Once the different financing structures have been analyzed, decisions must be made based on preferences. Each source of financing has an associated cost, so the company must try to finance itself with resources at the lowest possible cost while maintaining a stable balance within the financial structure.
It is necessary to determine the cost of equity and the cost of debt to weigh them and thus obtain the Weighted Average Cost of Capital (WACC). This cost is influenced by the capital structure itself, so the correct management of the financial structure is a crucial element for the economic-financial management.
Additionally, the financial structure must maintain a certain balance with the economic structure in relation to the use of these resources. This balance is calculated with the Working Capital, already analyzed in the Advisory department's article for the month of August. This is an indicator of the company's long-term financial solvency.
The composition of the company's financial structure depends on the cost of financial resources, the risk the company is willing to assume, and the use of these resources.
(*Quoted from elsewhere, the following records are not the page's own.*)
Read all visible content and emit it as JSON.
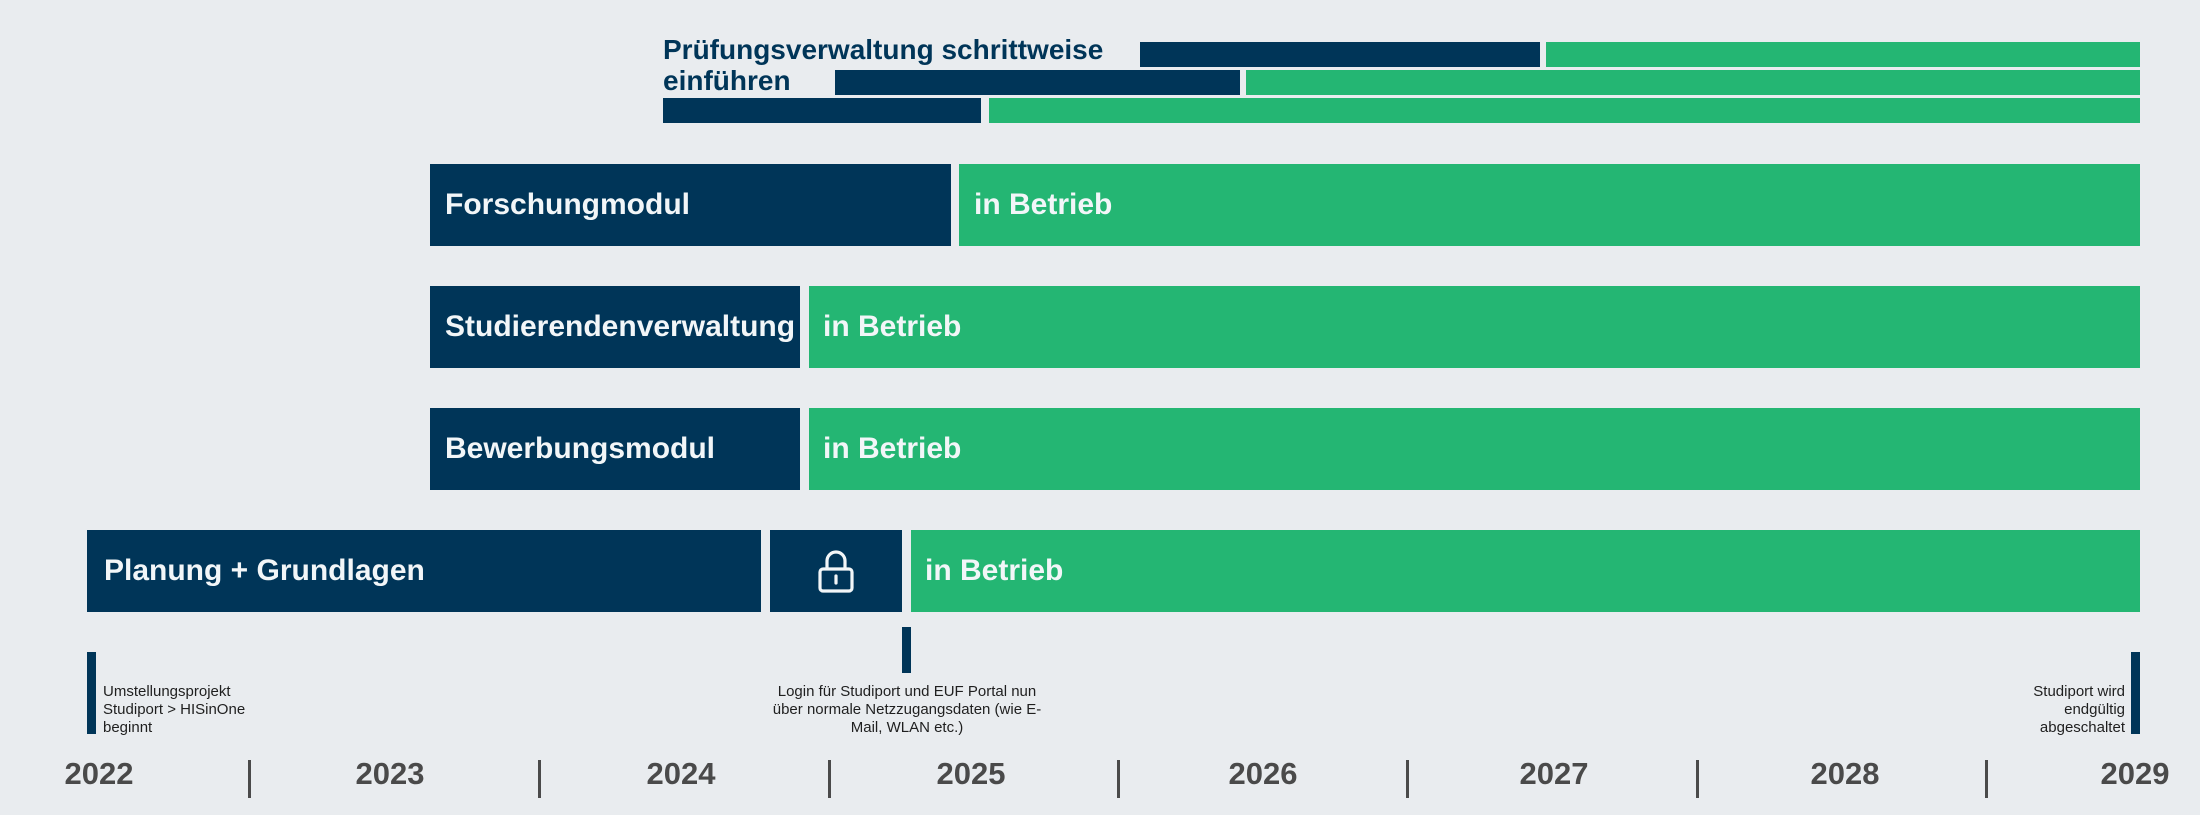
{
  "pruefung": {
    "title": "Prüfungsverwaltung schrittweise einführen"
  },
  "rows": {
    "forschung": {
      "module": "Forschungmodul",
      "status": "in Betrieb"
    },
    "studierende": {
      "module": "Studierendenverwaltung",
      "status": "in Betrieb"
    },
    "bewerbung": {
      "module": "Bewerbungsmodul",
      "status": "in Betrieb"
    },
    "planung": {
      "module": "Planung + Grundlagen",
      "lock_icon": "lock-icon",
      "status": "in Betrieb"
    }
  },
  "milestones": {
    "start": "Umstellungsprojekt Studiport > HISinOne beginnt",
    "login": "Login für Studiport und EUF Portal nun über normale Netzzugangsdaten (wie E-Mail, WLAN etc.)",
    "end": "Studiport wird endgültig abgeschaltet"
  },
  "timeline": {
    "years": [
      "2022",
      "2023",
      "2024",
      "2025",
      "2026",
      "2027",
      "2028",
      "2029"
    ]
  },
  "colors": {
    "planning": "#003558",
    "operation": "#24b673",
    "background": "#e9ecef"
  }
}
Only in this way will there be correspondence between the nature of financial resources and the nature of the investments they finance.
There are different theories about capital structure, with this being the difference between financial and current liabilities. The goal of managing the capital structure is to find the combination of financial sources that maximizes the value of the company or, alternatively, minimizes the cost of capital.
However, there is no single model to determine the structure, but there are different basic tools for determining the capital structure. The decision on capital structure is part of corporate financing decisions, which, along with investment decisions and dividend policy decisions, form the central axis of the Financial Management of the Company.
(1) In economics, the opportunity cost refers to the cost of investing available resources in one economic opportunity at the expense of alternative available investments, or the value of the best unrealized option.